Energietipps zum Waschen und Trocknen

Mit rund 50 Litern Wasser pro Ladung brauchen Waschmaschinen heute nur ein Drittel der Menge von vor 25 Jahren. Moderne Textilien stellen besondere Anforderungen an die Pflege. Vor allem im Sport- und Freizeitbereich wird Baumwolle mit Kunstfasern gemixt – das macht die Kleidung formstabil, knitterarm und saugfähig. Kann dennoch alles in die Waschmaschine? Darüber geben die Pflegesymbole im Etikett Auskunft. Wäschetrockner werden auch in Deutschland immer beliebter. Kein Wunder: Die Geräte trocknen bis zu sechs Kilogramm Wäsche in rund eineinhalb Stunden.

Tipps zum Wäsche waschen

  • Schleudern: Waschmaschinen mit hoher Schleuderleistung sind sinnvoll, wenn anschließend der Wäschetrockner zum Einsatz kommt. Modelle mit 1.600 Umdrehungen pro Minute schleudern bis zu zehn Prozent mehr Wasser aus den Textilien als Geräte mit 1.200 Touren.
  • Vorwaschen: Das Vorwaschprogramm nur bei stark verschmutzter Wäsche wählen. Hartnäckige Flecken vor dem Waschen mit einem Fleckenmittel vorbehandeln.
  • Waschmittel: Moderne Waschmittel wirken schon bei niedrigen Temperaturen. 30- bis 40-Grad-Waschprogramme genügen meist für Buntwäsche.

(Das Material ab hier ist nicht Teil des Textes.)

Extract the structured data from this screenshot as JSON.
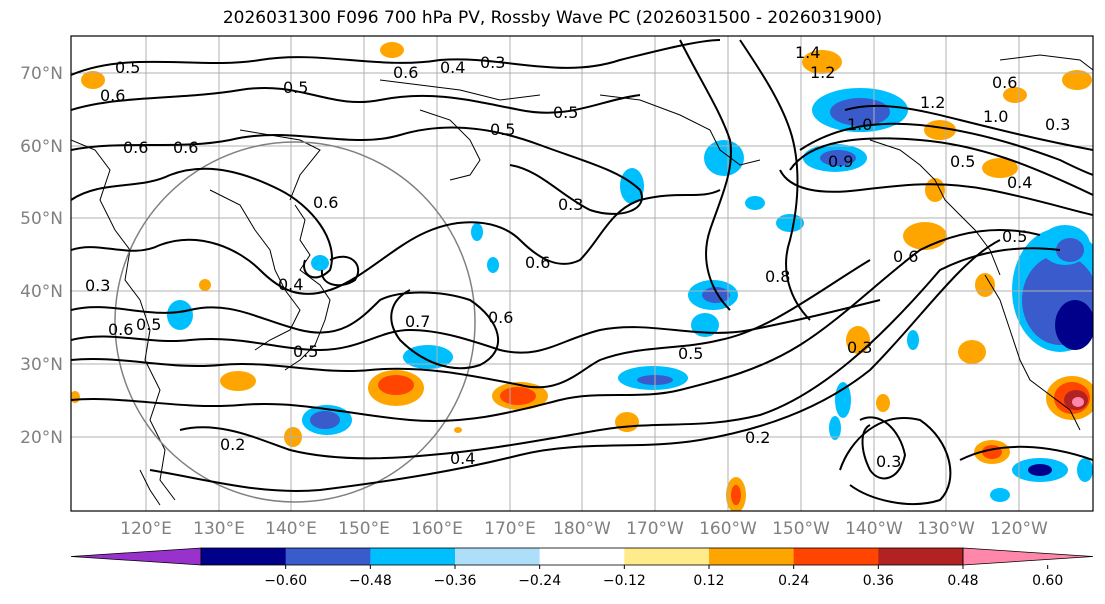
{
  "title": "2026031300 F096 700 hPa PV, Rossby Wave PC (2026031500 - 2026031900)",
  "lat_labels": [
    "70°N",
    "60°N",
    "50°N",
    "40°N",
    "30°N",
    "20°N"
  ],
  "lon_labels": [
    "120°E",
    "130°E",
    "140°E",
    "150°E",
    "160°E",
    "170°E",
    "180°W",
    "170°W",
    "160°W",
    "150°W",
    "140°W",
    "130°W",
    "120°W"
  ],
  "colorbar": {
    "colors": [
      "#9932CC",
      "#00008B",
      "#3A5BCC",
      "#00BFFF",
      "#ADDFFA",
      "#FFFFFF",
      "#FFEB8A",
      "#FFA500",
      "#FF4500",
      "#B22222",
      "#FF88AA"
    ],
    "labels": [
      "−0.60",
      "−0.48",
      "−0.36",
      "−0.24",
      "−0.12",
      "0.12",
      "0.24",
      "0.36",
      "0.48",
      "0.60"
    ]
  },
  "contour_labels": [
    "0.5",
    "0.6",
    "0.6",
    "0.5",
    "0.4",
    "0.3",
    "0.5",
    "0.6",
    "0.6",
    "0.3",
    "0.3",
    "0.6",
    "0.6",
    "0.5",
    "0.7",
    "0.6",
    "0.5",
    "0.5",
    "0.8",
    "0.6",
    "0.5",
    "0.4",
    "0.2",
    "0.2",
    "0.3",
    "0.3",
    "1.4",
    "1.2",
    "1.0",
    "0.9",
    "0.5",
    "0.4",
    "0.6",
    "1.2",
    "1.0",
    "0.6",
    "0.5",
    "0.4",
    "0.3"
  ]
}
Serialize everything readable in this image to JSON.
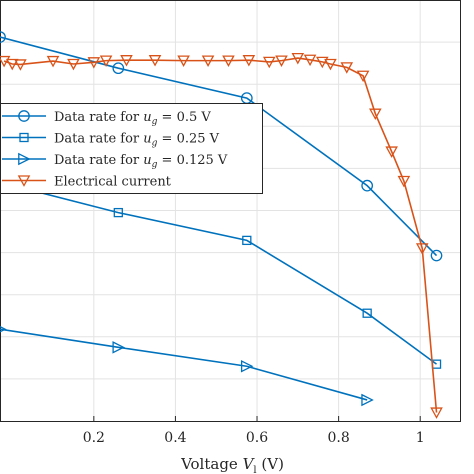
{
  "chart_data": {
    "type": "line",
    "xlabel": "Voltage V_l (V)",
    "xlim": [
      -0.03,
      1.1
    ],
    "ylim": [
      0,
      1
    ],
    "x_ticks": [
      0.2,
      0.4,
      0.6,
      0.8,
      1
    ],
    "x_tick_labels": [
      "0.2",
      "0.4",
      "0.6",
      "0.8",
      "1"
    ],
    "grid": true,
    "legend_position": "center-left",
    "series": [
      {
        "name": "Data rate for u_g = 0.5 V",
        "name_parts": {
          "prefix": "Data rate for ",
          "var": "u",
          "sub": "g",
          "suffix": " = 0.5 V"
        },
        "marker": "circle",
        "color": "#0072BD",
        "x": [
          -0.03,
          0.26,
          0.575,
          0.87,
          1.04
        ],
        "y": [
          0.912,
          0.838,
          0.767,
          0.559,
          0.393
        ]
      },
      {
        "name": "Data rate for u_g = 0.25 V",
        "name_parts": {
          "prefix": "Data rate for ",
          "var": "u",
          "sub": "g",
          "suffix": " = 0.25 V"
        },
        "marker": "square",
        "color": "#0072BD",
        "x": [
          -0.03,
          0.26,
          0.575,
          0.87,
          1.04
        ],
        "y": [
          0.567,
          0.495,
          0.429,
          0.256,
          0.135
        ]
      },
      {
        "name": "Data rate for u_g = 0.125 V",
        "name_parts": {
          "prefix": "Data rate for ",
          "var": "u",
          "sub": "g",
          "suffix": " = 0.125 V"
        },
        "marker": "triangle-right",
        "color": "#0072BD",
        "x": [
          -0.03,
          0.26,
          0.575,
          0.87
        ],
        "y": [
          0.218,
          0.175,
          0.13,
          0.05
        ]
      },
      {
        "name": "Electrical current",
        "name_parts": {
          "prefix": "Electrical current",
          "var": "",
          "sub": "",
          "suffix": ""
        },
        "marker": "triangle-down",
        "color": "#D95319",
        "x": [
          -0.02,
          0.0,
          0.02,
          0.1,
          0.15,
          0.2,
          0.23,
          0.28,
          0.35,
          0.42,
          0.48,
          0.53,
          0.58,
          0.63,
          0.66,
          0.7,
          0.73,
          0.76,
          0.78,
          0.82,
          0.86,
          0.89,
          0.93,
          0.96,
          1.005,
          1.04
        ],
        "y": [
          0.855,
          0.848,
          0.847,
          0.855,
          0.848,
          0.852,
          0.856,
          0.857,
          0.857,
          0.856,
          0.856,
          0.856,
          0.857,
          0.853,
          0.856,
          0.862,
          0.858,
          0.853,
          0.848,
          0.84,
          0.82,
          0.73,
          0.64,
          0.57,
          0.41,
          0.02
        ]
      }
    ]
  }
}
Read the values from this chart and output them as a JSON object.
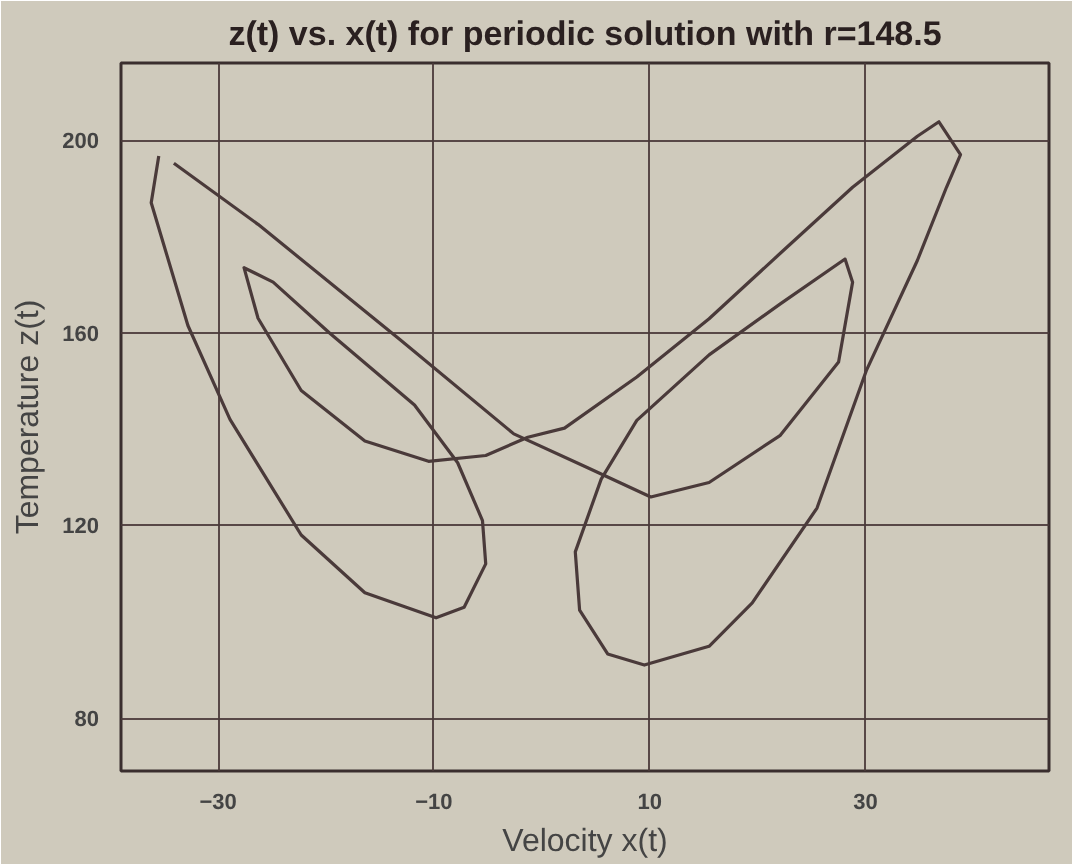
{
  "chart_data": {
    "type": "line",
    "title": "z(t) vs. x(t) for periodic solution with r=148.5",
    "xlabel": "Velocity x(t)",
    "ylabel": "Temperature z(t)",
    "xlim": [
      -39,
      47
    ],
    "ylim": [
      69,
      216
    ],
    "xticks": [
      -30,
      -10,
      10,
      30
    ],
    "yticks": [
      80,
      120,
      160,
      200
    ],
    "grid": true,
    "marker": "none",
    "line_style": "solid",
    "series": [
      {
        "color": "#4a3a3a",
        "x": [
          -34.1,
          -26.3,
          -13.1,
          -2.6,
          4.2,
          10.1,
          15.5,
          22.1,
          27.5,
          28.8,
          28.1,
          22.1,
          15.5,
          8.8,
          5.5,
          3.1,
          3.5,
          6.1,
          9.5,
          15.5,
          19.5,
          25.5,
          30.1,
          34.8,
          37.5,
          38.8,
          36.8,
          34.8,
          28.8,
          22.1,
          15.5,
          8.8,
          2.1,
          -1.3,
          -5.2,
          -10.5,
          -16.4,
          -22.3,
          -26.3,
          -27.6,
          -24.9,
          -19.7,
          -11.8,
          -7.8,
          -5.5,
          -5.2,
          -7.2,
          -9.8,
          -16.4,
          -22.3,
          -28.9,
          -32.8,
          -36.2,
          -35.5
        ],
        "values": [
          195.2,
          182.5,
          158.5,
          139,
          132,
          125.9,
          128.9,
          138.7,
          153.9,
          170.5,
          175.3,
          166,
          155.4,
          141.8,
          129.6,
          114.5,
          102.4,
          93.3,
          91,
          94.9,
          103.9,
          123.6,
          152.3,
          175,
          190.2,
          197,
          203.8,
          200.8,
          190.2,
          176.5,
          162.9,
          150.8,
          140.2,
          138.3,
          134.5,
          133.3,
          137.5,
          148,
          163,
          173.5,
          170.5,
          160,
          145,
          133,
          121,
          112,
          103,
          100.8,
          106,
          118,
          142,
          161.5,
          187,
          196.7
        ]
      }
    ]
  }
}
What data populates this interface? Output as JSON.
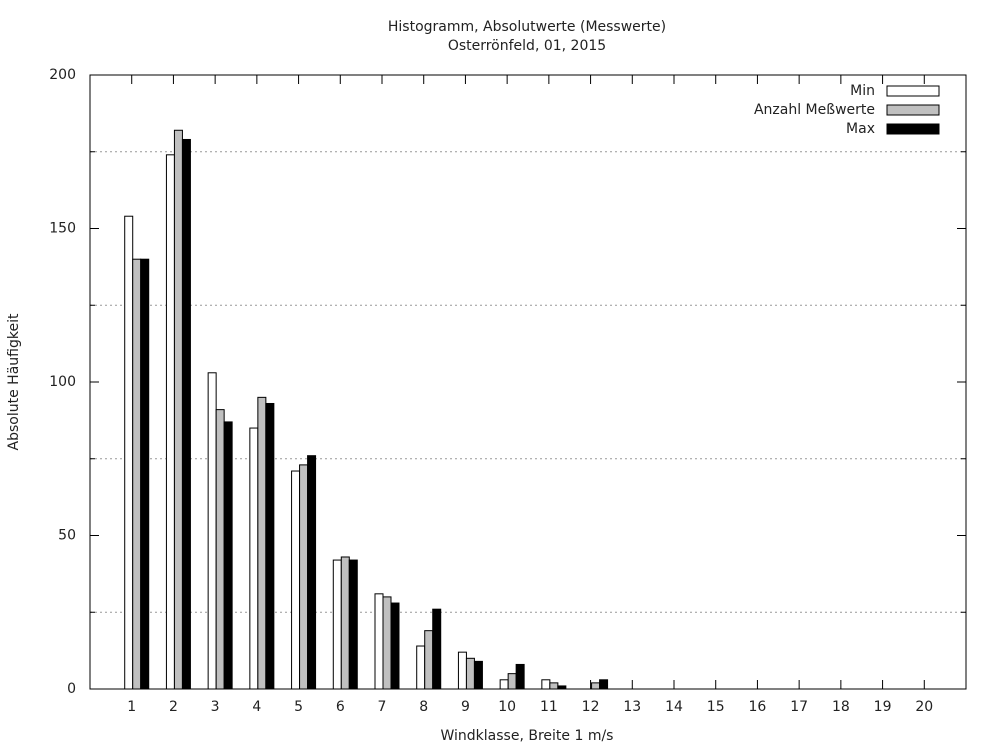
{
  "chart_data": {
    "type": "bar",
    "title": "Histogramm, Absolutwerte (Messwerte)",
    "subtitle": "Osterrönfeld, 01, 2015",
    "x_label": "Windklasse, Breite 1 m/s",
    "y_label": "Absolute Häufigkeit",
    "categories": [
      "1",
      "2",
      "3",
      "4",
      "5",
      "6",
      "7",
      "8",
      "9",
      "10",
      "11",
      "12",
      "13",
      "14",
      "15",
      "16",
      "17",
      "18",
      "19",
      "20"
    ],
    "series": [
      {
        "name": "Min",
        "color": "#ffffff",
        "values": [
          154,
          174,
          103,
          85,
          71,
          42,
          31,
          14,
          12,
          3,
          3,
          0,
          0,
          0,
          0,
          0,
          0,
          0,
          0,
          0
        ]
      },
      {
        "name": "Anzahl Meßwerte",
        "color": "#c0c0c0",
        "values": [
          140,
          182,
          91,
          95,
          73,
          43,
          30,
          19,
          10,
          5,
          2,
          2,
          0,
          0,
          0,
          0,
          0,
          0,
          0,
          0
        ]
      },
      {
        "name": "Max",
        "color": "#000000",
        "values": [
          140,
          179,
          87,
          93,
          76,
          42,
          28,
          26,
          9,
          8,
          1,
          3,
          0,
          0,
          0,
          0,
          0,
          0,
          0,
          0
        ]
      }
    ],
    "ylim": [
      0,
      200
    ],
    "yticks": [
      0,
      50,
      100,
      150,
      200
    ],
    "grid_lines": [
      25,
      75,
      125,
      175
    ],
    "legend": "top-right"
  }
}
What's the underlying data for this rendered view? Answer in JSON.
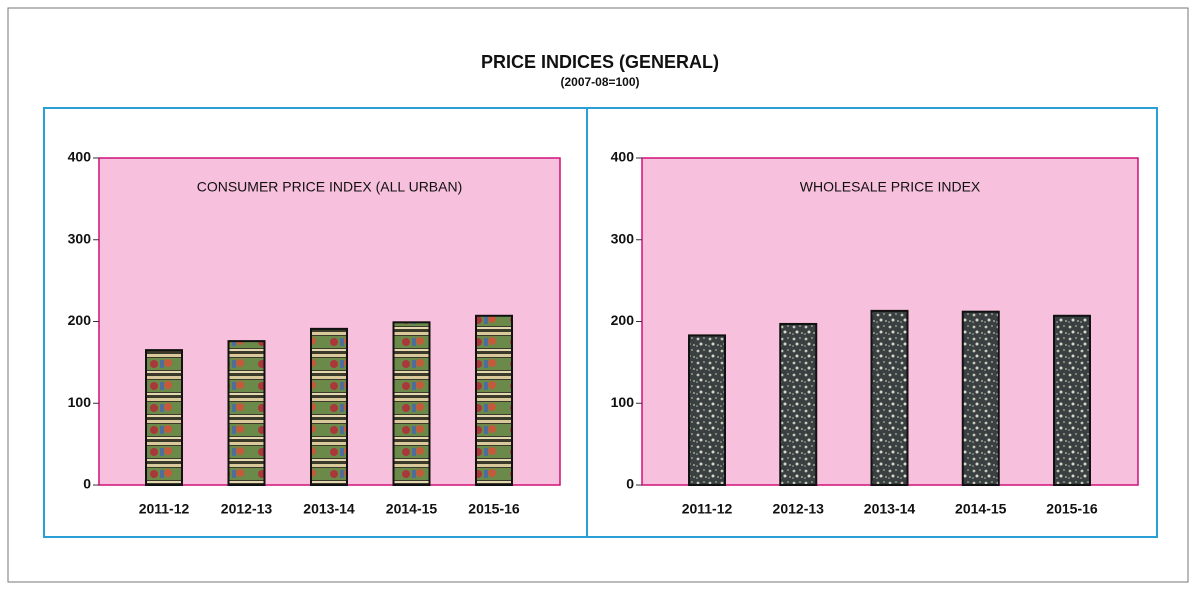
{
  "header": {
    "title": "PRICE INDICES (GENERAL)",
    "subtitle": "(2007-08=100)"
  },
  "chart_data": [
    {
      "type": "bar",
      "title": "CONSUMER PRICE INDEX (ALL URBAN)",
      "categories": [
        "2011-12",
        "2012-13",
        "2013-14",
        "2014-15",
        "2015-16"
      ],
      "values": [
        165,
        176,
        191,
        199,
        207
      ],
      "ylim": [
        0,
        400
      ],
      "yticks": [
        0,
        100,
        200,
        300,
        400
      ]
    },
    {
      "type": "bar",
      "title": "WHOLESALE PRICE INDEX",
      "categories": [
        "2011-12",
        "2012-13",
        "2013-14",
        "2014-15",
        "2015-16"
      ],
      "values": [
        183,
        197,
        213,
        212,
        207
      ],
      "ylim": [
        0,
        400
      ],
      "yticks": [
        0,
        100,
        200,
        300,
        400
      ]
    }
  ]
}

Kochwäsche wird auch bei 60 Grad sauber.
  • Sortieren: Die Wäschestücke vor dem Waschen in helle und farbige Textilien sortieren, unempfindliche Materialien von Wolle und Feinwäsche trennen. Pflegehinweise auf den Textilien beachten.
  • Dosieren: Waschmittel nach Verschmutzung, Wasserhärte und Herstellerangaben richtig dosieren. Das Wasser im Trinkwasser-Versorgungsgebiet der Stadtwerke Lüdenscheid ist „weich“ (Härtebereich 3).

Tipps zum Trocknen

  • Feuchteregelung: Geräte mit Feuchteregelung passen die Trockendauer an Wäschemenge und Feuchtegrad an.
  • Beladen: Geräte voll beladen, aber nicht überladen. Je besser die Textilien geschleudert sind, desto schneller ist der Trockner fertig.
  • Lüften: Den Trocknerraum gut belüften. Bis zu 35 Prozent der Restfeuchte entweicht in den Raum. Es droht Schimmelbildung.
  • Textilien: Trockner mit Wäschestücken füllen, deren Material, Größe und Dicke ähnlich sind. Die Trockendauer verkürzt sich und das spart Energie. Pflegekennzeichnungen auf Textilien beachten: nicht jedes Gewebe verträgt die heiße Luft.
  • Programmwahl: Das beste Ergebnis zeigen die meisten Geräte bei den Programmen „Baumwolle schranktrocken“ und „Pflegeleicht“. Sparprogramme für kleine Mengen nutzen.
  • Bügeln: Getrocknete Wäsche möglichst rasch entnehmen. Das spart unnötiges Bügeln – also Zeit und Energie.